In the past, Garry illustrated love stories for Jackie magazine. “My pictures were distributed to nine countries. There was a montage of them on TV, set to I Wanna Know What Love Is. It was very romantic but then I quit because I felt, ‘It’s a lie’. It was always hetero. I was feeding this lie to people.” Having illustrated heterosexuality for a living, it’s no wonder he’s sensitive to the invisibility that’s frequently imposed on queer people – and the internalised homophobia that results. “Gay people are incredibly homophobic,” he laments, “like the gay outdoors club I went to where they were basically like ‘don’t draw attention to yourself’. It was full of people who are desperate to assimilate, guys desperately trying to be butch and masculine.
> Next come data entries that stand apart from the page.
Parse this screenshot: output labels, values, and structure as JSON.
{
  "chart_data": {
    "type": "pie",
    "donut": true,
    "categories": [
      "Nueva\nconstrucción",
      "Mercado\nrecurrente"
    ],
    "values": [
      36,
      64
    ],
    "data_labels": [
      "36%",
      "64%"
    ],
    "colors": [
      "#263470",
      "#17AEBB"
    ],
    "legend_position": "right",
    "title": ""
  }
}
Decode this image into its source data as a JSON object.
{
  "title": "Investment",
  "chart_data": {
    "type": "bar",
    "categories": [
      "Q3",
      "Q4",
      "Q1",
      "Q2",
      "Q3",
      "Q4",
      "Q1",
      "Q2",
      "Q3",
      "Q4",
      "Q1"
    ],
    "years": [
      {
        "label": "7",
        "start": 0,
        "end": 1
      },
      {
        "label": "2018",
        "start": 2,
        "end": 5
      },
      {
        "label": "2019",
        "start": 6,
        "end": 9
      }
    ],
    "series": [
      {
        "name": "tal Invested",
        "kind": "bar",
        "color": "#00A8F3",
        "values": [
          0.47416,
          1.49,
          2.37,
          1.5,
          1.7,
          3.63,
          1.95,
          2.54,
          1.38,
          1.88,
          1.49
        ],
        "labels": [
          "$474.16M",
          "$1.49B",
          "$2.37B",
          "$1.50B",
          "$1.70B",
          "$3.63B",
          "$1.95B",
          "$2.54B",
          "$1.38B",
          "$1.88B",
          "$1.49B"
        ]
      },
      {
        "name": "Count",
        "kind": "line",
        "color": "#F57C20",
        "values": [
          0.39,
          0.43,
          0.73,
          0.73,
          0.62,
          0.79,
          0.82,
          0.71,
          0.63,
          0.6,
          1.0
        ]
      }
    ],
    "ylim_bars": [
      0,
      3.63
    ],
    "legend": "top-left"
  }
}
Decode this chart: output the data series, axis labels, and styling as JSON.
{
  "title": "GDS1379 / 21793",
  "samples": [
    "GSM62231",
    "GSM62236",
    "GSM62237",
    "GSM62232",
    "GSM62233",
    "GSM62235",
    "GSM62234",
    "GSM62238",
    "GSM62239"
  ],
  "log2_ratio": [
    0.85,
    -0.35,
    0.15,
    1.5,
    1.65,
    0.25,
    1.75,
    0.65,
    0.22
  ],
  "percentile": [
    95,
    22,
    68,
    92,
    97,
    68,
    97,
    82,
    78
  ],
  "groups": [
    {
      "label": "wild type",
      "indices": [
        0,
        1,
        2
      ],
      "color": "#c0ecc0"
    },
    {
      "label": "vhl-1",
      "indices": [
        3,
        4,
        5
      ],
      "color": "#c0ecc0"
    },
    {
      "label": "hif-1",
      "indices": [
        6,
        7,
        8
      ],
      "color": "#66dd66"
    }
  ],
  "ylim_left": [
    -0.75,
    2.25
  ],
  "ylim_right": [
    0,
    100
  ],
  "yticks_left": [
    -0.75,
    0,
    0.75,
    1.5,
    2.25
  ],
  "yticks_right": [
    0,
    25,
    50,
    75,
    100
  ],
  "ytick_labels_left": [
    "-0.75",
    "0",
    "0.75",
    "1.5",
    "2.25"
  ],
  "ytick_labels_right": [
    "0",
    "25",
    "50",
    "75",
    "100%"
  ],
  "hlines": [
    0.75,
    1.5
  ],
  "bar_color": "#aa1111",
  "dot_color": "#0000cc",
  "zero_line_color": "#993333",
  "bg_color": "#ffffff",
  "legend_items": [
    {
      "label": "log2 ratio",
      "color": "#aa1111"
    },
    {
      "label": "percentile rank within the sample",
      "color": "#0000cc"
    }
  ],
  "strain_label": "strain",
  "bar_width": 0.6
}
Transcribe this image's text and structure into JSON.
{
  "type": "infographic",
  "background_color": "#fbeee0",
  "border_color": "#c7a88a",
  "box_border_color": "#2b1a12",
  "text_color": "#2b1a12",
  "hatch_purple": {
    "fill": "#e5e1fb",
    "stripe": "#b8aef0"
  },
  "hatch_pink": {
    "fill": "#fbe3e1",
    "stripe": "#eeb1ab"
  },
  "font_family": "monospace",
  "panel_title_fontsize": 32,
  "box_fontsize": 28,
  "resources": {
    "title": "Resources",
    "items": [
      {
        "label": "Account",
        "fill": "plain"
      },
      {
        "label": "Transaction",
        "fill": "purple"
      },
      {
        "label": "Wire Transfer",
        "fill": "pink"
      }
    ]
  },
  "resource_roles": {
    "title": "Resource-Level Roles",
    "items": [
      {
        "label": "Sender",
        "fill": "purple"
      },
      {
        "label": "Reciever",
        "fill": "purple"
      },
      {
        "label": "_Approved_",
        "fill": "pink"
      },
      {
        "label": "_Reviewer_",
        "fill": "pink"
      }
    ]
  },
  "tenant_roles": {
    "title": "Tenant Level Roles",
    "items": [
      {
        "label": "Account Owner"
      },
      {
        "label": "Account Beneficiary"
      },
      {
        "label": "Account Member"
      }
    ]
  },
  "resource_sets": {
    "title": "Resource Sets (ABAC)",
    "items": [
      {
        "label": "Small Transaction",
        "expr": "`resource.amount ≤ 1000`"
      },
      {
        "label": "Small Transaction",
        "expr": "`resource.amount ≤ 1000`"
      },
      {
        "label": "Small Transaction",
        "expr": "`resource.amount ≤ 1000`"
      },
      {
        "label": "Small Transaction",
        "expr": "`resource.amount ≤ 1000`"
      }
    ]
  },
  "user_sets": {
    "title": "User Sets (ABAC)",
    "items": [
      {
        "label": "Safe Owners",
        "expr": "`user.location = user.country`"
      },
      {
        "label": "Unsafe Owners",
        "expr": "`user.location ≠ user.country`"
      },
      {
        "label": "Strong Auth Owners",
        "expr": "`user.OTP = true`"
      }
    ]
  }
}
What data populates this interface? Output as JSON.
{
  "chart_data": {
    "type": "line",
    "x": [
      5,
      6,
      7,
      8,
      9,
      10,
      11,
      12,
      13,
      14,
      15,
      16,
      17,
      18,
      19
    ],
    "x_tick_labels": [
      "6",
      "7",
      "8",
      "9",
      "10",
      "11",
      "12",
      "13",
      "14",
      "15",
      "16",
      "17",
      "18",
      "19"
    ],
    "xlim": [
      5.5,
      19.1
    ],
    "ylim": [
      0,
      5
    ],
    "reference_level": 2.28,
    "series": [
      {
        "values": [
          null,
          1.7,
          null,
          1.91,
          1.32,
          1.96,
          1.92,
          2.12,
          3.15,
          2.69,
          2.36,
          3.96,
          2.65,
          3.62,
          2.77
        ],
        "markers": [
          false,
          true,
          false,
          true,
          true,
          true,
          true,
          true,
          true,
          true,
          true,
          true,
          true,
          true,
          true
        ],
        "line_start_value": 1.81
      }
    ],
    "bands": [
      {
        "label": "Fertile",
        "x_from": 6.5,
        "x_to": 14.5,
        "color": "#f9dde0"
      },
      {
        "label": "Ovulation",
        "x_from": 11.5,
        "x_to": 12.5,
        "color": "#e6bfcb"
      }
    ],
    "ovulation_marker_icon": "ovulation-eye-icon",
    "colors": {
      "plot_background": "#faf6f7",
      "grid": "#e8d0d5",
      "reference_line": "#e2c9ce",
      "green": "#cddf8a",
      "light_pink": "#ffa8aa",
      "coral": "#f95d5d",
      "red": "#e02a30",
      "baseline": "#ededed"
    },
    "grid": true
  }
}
There aren’t many working class people there either: they’re mostly very middle class and trying to emulate straight people.

I want to celebrate the feminine side of gay men - too many clubs give negative messages to feminine men and boys. Gay is getting more conservative, and youth today is getting more conservative, far more conservative than youth in the 70s or 80s.” This assimilationist trend meshes well with an anti-sex climate. “I’ve always seen sex as an art, a creative force,” Garry says. “I love the writers Avedon Carol and Susie Bright because they’re positive about sex, upbeat about sex. I’m tired of negative things about sex in the papers, like dogging, cruising. We have the biggest heart attack rate in Europe and these people are going out walking and exercising - we should promote it!”